Perplexity Games: Maoism vs. Literature through the Lens of Cognitive Stylometry

daron · June 11, 2024, 5:22am

Speaker: Maciej Kurzynski @daron

Affiliation: The Advanced Institute for Global Chinese Studies, Lingnan University

Title: Perplexity Games: Maoism vs. Literature through the Lens of Cognitive Stylometry.

Abstract (long version below): This paper explores the impact of linguistic engineering on language predictability and cognitive processing within the framework of modern Chinese literature and culture. By employing computational stylometry, information theory, and large language models, the study quantifies the stylistic features of Maospeak such as perplexity, entropy, and TF-IDF, comparing its predictability and vocabulary with other literary styles (Mo Yan and Chang Eileen, among others). The findings suggest that Maospeak, characterized by its engineered simplicity and repetitiveness, limits the variability and creativity in language use by reinforcing phrases with limited scope of possible sequence continuations. The results of the stylometric experiments are then explained from the perspective of predictive processing and the computational theory of ideology, positing that ideologies function similarly to error-minimization (likelihood-maximization) text generation techniques.

Long abstract

The article delves into the computational analysis of “Maospeak,” a language style used during Mao Zedong’s era, to understand its impact on language predictability and cognitive processing. It leverages information theory and stylometric methods to compare the stylistic features of Maospeak against contemporary Chinese literature, the works of Eileen Chang, and the writings of Mo Yan, focusing on aspects such as perplexity, vocabulary, and entropy.

Key findings include that Maospeak exhibits lower perplexity across various Chinese GPT and BERT models as compared to other literary styles, indicating higher predictability and a narrower range of vocabulary. This is attributed to its use of repetitive, redundant phrases and a limited set of politically charged vocabulary, aligning closely with Maoist ideological goals. Through the lens of cognitive science, the paper then suggests that such engineered language styles not only reflect political ideologies but also influence cognitive processes by limiting the range of possible sequence continuations, thereby shaping the way individuals think and perceive the world. In particular, Kitto and Boschetti’s study on entropy minimization and Wheeler’s on error minimization further elucidate how ideologies, like Maospeak, function to constrain linguistic and cognitive variability, promoting a homogenized thought process that minimizes prediction errors in perception and cognition and promote social cohesion.

The research also explores the cognitive implications of language predictability, drawing upon the theory of predictive processing in cognitive science.
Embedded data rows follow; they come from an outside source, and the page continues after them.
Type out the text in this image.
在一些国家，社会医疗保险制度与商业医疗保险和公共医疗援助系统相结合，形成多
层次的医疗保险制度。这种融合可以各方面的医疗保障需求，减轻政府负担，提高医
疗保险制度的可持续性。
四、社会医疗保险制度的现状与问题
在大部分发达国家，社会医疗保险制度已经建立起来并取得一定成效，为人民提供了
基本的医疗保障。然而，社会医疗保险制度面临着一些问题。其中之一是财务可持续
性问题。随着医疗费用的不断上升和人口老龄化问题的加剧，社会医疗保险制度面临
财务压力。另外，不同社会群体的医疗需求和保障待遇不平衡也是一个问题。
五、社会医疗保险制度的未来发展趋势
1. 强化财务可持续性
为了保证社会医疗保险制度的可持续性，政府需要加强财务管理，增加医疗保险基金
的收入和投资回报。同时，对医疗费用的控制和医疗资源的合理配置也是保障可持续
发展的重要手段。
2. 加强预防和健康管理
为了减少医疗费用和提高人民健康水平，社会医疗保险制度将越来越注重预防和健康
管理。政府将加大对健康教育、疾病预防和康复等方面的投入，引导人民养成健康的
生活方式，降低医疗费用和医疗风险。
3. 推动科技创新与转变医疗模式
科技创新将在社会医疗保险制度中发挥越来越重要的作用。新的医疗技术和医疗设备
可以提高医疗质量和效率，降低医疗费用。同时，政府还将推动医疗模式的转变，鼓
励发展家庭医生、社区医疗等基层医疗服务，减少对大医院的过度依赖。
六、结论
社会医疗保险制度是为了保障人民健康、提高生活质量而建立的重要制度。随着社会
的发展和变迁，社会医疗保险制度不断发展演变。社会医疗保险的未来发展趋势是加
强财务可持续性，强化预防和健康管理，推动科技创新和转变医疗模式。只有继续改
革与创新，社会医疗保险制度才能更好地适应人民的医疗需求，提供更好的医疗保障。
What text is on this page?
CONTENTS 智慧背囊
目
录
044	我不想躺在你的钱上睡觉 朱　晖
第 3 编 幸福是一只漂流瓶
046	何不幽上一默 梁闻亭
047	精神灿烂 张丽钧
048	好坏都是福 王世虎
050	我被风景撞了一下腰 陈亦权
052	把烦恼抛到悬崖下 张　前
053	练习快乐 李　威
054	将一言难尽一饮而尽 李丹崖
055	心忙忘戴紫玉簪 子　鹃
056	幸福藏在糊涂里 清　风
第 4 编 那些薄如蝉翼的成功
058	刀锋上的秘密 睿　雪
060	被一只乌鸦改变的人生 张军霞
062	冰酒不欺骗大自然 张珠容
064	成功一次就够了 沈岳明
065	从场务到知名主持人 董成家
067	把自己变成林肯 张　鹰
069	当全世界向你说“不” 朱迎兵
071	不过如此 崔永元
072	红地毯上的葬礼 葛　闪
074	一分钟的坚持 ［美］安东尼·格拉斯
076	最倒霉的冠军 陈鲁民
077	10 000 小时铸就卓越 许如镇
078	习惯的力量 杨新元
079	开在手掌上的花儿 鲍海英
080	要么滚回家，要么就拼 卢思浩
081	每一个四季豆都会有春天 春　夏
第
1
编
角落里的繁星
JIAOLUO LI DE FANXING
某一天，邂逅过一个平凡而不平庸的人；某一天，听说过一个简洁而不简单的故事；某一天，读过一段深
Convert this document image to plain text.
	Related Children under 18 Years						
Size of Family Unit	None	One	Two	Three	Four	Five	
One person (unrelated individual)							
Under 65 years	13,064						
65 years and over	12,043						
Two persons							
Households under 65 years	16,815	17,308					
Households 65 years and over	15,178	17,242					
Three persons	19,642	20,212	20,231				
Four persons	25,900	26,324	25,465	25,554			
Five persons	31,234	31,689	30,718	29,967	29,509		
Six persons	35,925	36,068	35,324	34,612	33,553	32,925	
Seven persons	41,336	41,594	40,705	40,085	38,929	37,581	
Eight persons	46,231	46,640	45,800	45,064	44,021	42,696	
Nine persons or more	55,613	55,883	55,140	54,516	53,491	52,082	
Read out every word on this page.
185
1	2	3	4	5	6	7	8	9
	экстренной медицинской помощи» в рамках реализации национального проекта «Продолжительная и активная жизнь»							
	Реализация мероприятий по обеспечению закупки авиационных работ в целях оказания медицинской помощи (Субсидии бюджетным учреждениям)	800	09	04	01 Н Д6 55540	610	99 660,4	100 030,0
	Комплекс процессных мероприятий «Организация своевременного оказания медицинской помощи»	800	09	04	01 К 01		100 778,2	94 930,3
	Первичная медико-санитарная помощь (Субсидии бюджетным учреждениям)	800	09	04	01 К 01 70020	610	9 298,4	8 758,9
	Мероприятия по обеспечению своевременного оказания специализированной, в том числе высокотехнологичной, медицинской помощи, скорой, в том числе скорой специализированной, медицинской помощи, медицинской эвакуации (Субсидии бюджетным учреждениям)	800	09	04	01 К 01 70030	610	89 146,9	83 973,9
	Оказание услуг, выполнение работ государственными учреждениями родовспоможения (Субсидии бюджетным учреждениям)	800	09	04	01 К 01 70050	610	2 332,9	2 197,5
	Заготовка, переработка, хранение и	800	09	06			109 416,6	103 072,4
It suggests that human cognition is inclined towards reducing sensory and cognitive discrepancies, and predictable language styles like Maospeak facilitate this process by simplifying cognitive load, making them effective tools for ideological reinforcement. However, this also leads to a form of cognitive closure, where the language’s predictability limits the individual’s exposure to diverse linguistic structures and ideas, potentially stifling creativity and critical thinking. This process bears similarity to “over-fitting” in machine learning, whereby the model loses the ability to generalize beyond the training data.

Further, the article examines the role of literature and the arts in counteracting the cognitive constraints imposed by politically engineered languages. It posits that exposure to a wide range of literary styles can increase cognitive flexibility, allowing individuals to navigate and understand more complex and unpredictable linguistic environments. This, in turn, could counterbalance the effects of ideological language, promoting a more open and critical engagement with language and ideas. If the Bayesian model is valid for both artificial and natural intelligence, then reading widely and increasing one’s exposure to various language data counters the influences of ideologies on our linguistically mediated perceptions of the world and increases the perplexity of our imaginations. While the benevolent influence of literature is by no means guaranteed, with various “authoritarian” or “foundational” fictions and romans à clef actually aiming to reduce entropy, on the whole literary texts have the perplexing quality of introducing opaque personalities which cannot be fully explained within the local cognitive frame of the reader and thus pose a challenge to predictive processing. Encounters with characters that resist straightforward interpretations might improve mind-reading skills, provoke reflective changes, and lead to greater misalignment between the global (ideological) and local (individual) cognitive frames.

In conclusion, the paper argues that the computational analysis of language styles like Maospeak offers valuable insights into the relationship between language, ideology, and cognition. By demonstrating how political language can influence predictability and cognitive processing, the study contributes to a broader understanding of the power of language in shaping political discourse and individual thought processes. The findings underscore the importance of linguistic diversity and exposure to a wide range of literary styles as means of fostering cognitive flexibility and resisting ideological conformity.